Sans Superellipse Soraz 7 is a very bold, normal width, medium contrast, upright, tall x-height font visually similar to 'American Diner' by Jonathan Macagba, 'Novaro' by Marvadesign, and 'FTY Konkrete' by The Fontry (names referenced only for comparison).
Keywords: headlines, posters, branding, signage, packaging, industrial, sporty, retro, assertive, compact, impact, modernize, bold branding, geometric uniformity, rounded corners, soft terminals, monoline, condensed feel, geometric.
A heavy, monoline sans built from rounded-rectangle and superellipse geometry, with squared-off curves and consistently softened corners. Counters are tight and apertures are relatively closed, creating dense, blocky silhouettes that read as sturdy and compact. Curved letters like C, G, O, and S look more like rounded boxes than circles, while vertical strokes stay straight and even, giving a stable rhythm. The overall texture is dark and uniform, with minimal modulation and a strong emphasis on verticality.
Best suited to large sizes where its dense shapes and tight counters can deliver maximum impact—headlines, poster typography, logos/wordmarks, packaging fronts, and wayfinding. It can work in short blocks of copy for display, but its dark texture and closed forms suggest avoiding long passages at small sizes.
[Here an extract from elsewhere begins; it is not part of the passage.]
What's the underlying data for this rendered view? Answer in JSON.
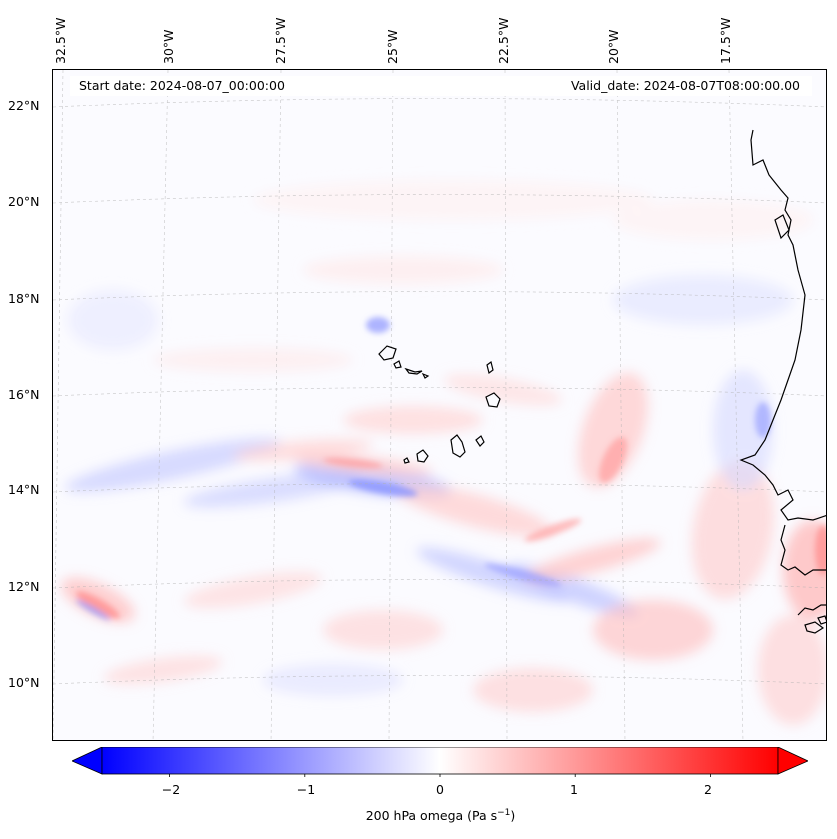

The tone is bold and utilitarian with a sporty, retro-industrial edge. Its rounded-square forms feel mechanical yet friendly, projecting confidence and impact rather than delicacy. The font reads like it was designed for signage and bold statements where presence matters.
The design appears intended to translate geometric, rounded-rectangle construction into a strong display voice that remains clean and modern. By keeping strokes uniform and corners consistently softened, it aims for high-impact legibility with a distinctive squared-round personality.
Many glyphs show a distinctive “pill” logic: straight sides with broad, rounded ends, and compact internal spaces. Numerals follow the same squared-round construction, helping mixed alphanumeric settings maintain a consistent, poster-like color on the page.